Twilight Sleep
So… this week is pretty hectic. I have four chapters to study, four or five International Court of Justice cases to study (at least they waffle less than US or UK judgements), three cases to solve, a load of research to do, a 1000 word assignment to write, and the house to clean, and a toilet to unblock – all by 6pm on Friday. Then I have four days of my family visiting, before a load more cases to study and more research to do and more assignments to write between Monday afternoon and noon on Tuesday. As you can imagine, I’m just about hanging on by the skin of my teeth.
I study far from home – well, fairly far anyway. I can get to my family with about a day’s travel. One particularly difficult thing about this is that I rarely get to see my Gran: she has severe dementia, and for a long time she didn’t recognise any of her family. A new care home, with better care, has meant that she’s much more aware, knows her family, recognises photographs of herself and my Grandad. She still can’t create any new memories, though; she reads the same book every day, because she’s no idea that she’s already read it.
Then a few hours ago, my Dad tells me that my Gran, who has been ill for about a week, will be having a biopsy some time in the next few days. The doctors have discovered a lump; they think she may have cancer.
If she does have cancer, she’s too old for treatment. They’ll “make her as comfortable as possible”. If she doesn’t have cancer – she still has an inoperable lump in her digestive system. It’s made her seriously ill twice so far. It’s not like she has years ahead of her, either way.
I know it’s not the fault of the doctors, or of the care home staff. What can they do? She is old – very old. She probably wouldn’t survive major surgery, let alone any kind of chemo or radiotherapy. But the idea of making her comfortable – it’s horrible.
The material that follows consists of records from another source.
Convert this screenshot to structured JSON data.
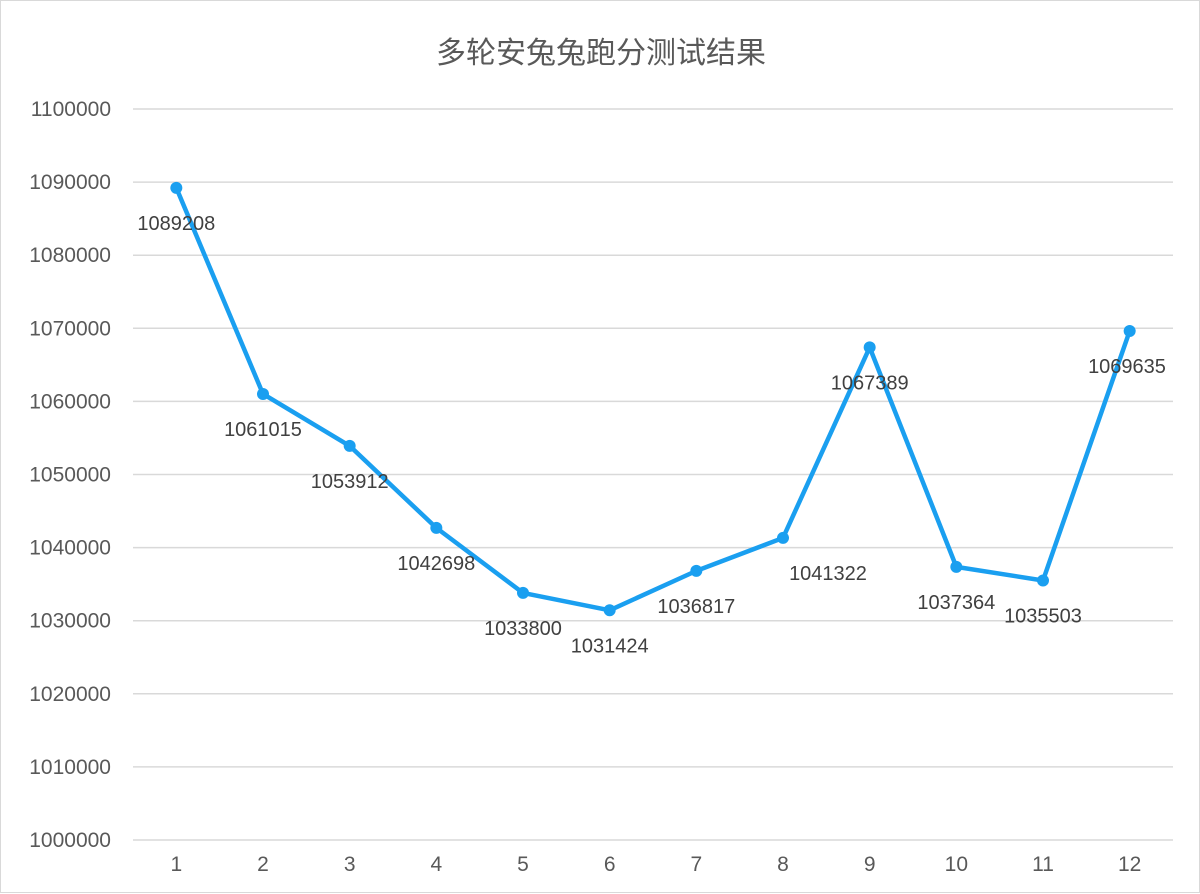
{
  "chart_data": {
    "type": "line",
    "title": "多轮安兔兔跑分测试结果",
    "categories": [
      "1",
      "2",
      "3",
      "4",
      "5",
      "6",
      "7",
      "8",
      "9",
      "10",
      "11",
      "12"
    ],
    "series": [
      {
        "values": [
          1089208,
          1061015,
          1053912,
          1042698,
          1033800,
          1031424,
          1036817,
          1041322,
          1067389,
          1037364,
          1035503,
          1069635
        ],
        "color": "#1a9ff0",
        "marker": "circle"
      }
    ],
    "data_labels": [
      "1089208",
      "1061015",
      "1053912",
      "1042698",
      "1033800",
      "1031424",
      "1036817",
      "1041322",
      "1067389",
      "1037364",
      "1035503",
      "1069635"
    ],
    "ylim": [
      1000000,
      1100000
    ],
    "yticks": [
      "1000000",
      "1010000",
      "1020000",
      "1030000",
      "1040000",
      "1050000",
      "1060000",
      "1070000",
      "1080000",
      "1090000",
      "1100000"
    ],
    "grid": true,
    "legend": "none",
    "colors": {
      "line": "#1a9ff0",
      "grid": "#d9d9d9",
      "text": "#595959",
      "label": "#404040"
    }
  }
}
She has serious dementia; the only thing keeping her remotely in touch with the world is the care provided by the wonderful staff at the care home. What if she has to go into hospital long-term? She’ll forget everything – including her family. What if she can remain at the home, but is bedridden? The care she receives depends upon interaction, with the staff, the other residents, even just people on the TV. She can’t participate fully in that if she can’t sit in the lounge and read her book again, with all the comings and goings around her.
If she does have cancer, she’ll never know she has it. How could she? We’d tell her; and a few hours later she’d forget. Do we wake her up every morning, and say, as she eats her breakfast, “I’m sorry, Gran…” – or “I’m sorry, Mum…” – or “I’m sorry, Kath…” “…you have cancer. The doctors say – *check calendar, how long today?* – you have x months left”.
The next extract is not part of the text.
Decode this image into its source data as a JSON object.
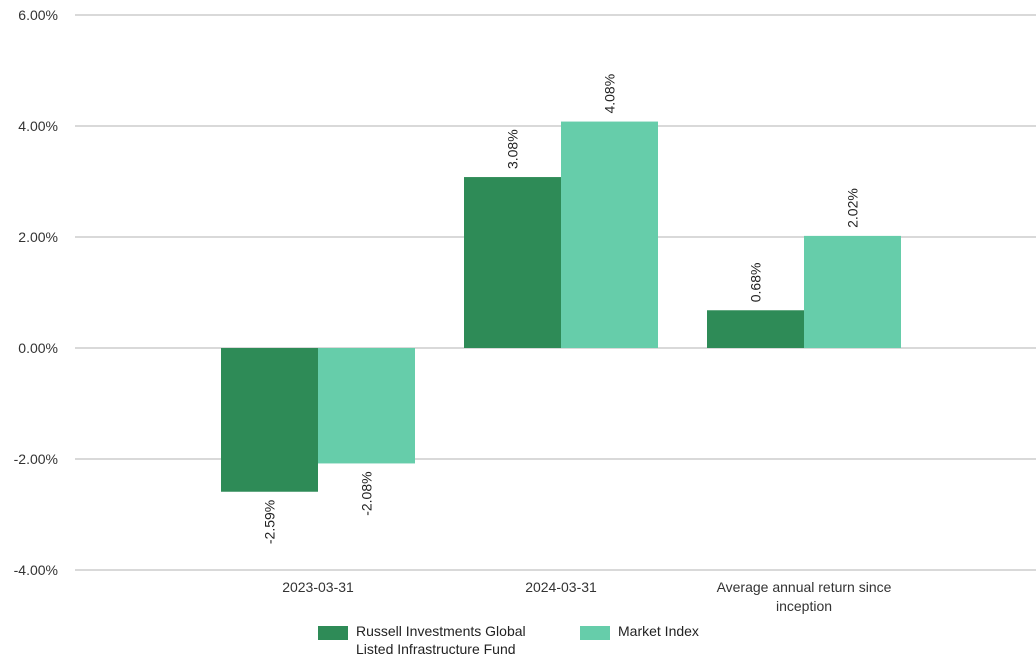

Or do we not tell her, let her spend her days wondering, more and more as time goes on, why she feels so grotty? Why she’s so ill? Why she’s so tired? With never an answer – a mere four months is already over a hundred days. Over a hundred days of wondering this; of such confusion and suffering. It’s like Twilight Sleep.
And when she dies – that will be truly desolate. Can we spend every moment by her bedside, telling her minute by minute that we love her? If not, the chances are good, if she’s been in hospital, or if her dementia gets worse, that she’ll die not knowing that she has a family who love her dearly. That she’ll die alone, not understanding how or why, not knowing that it’s coming, not knowing that anyone cares.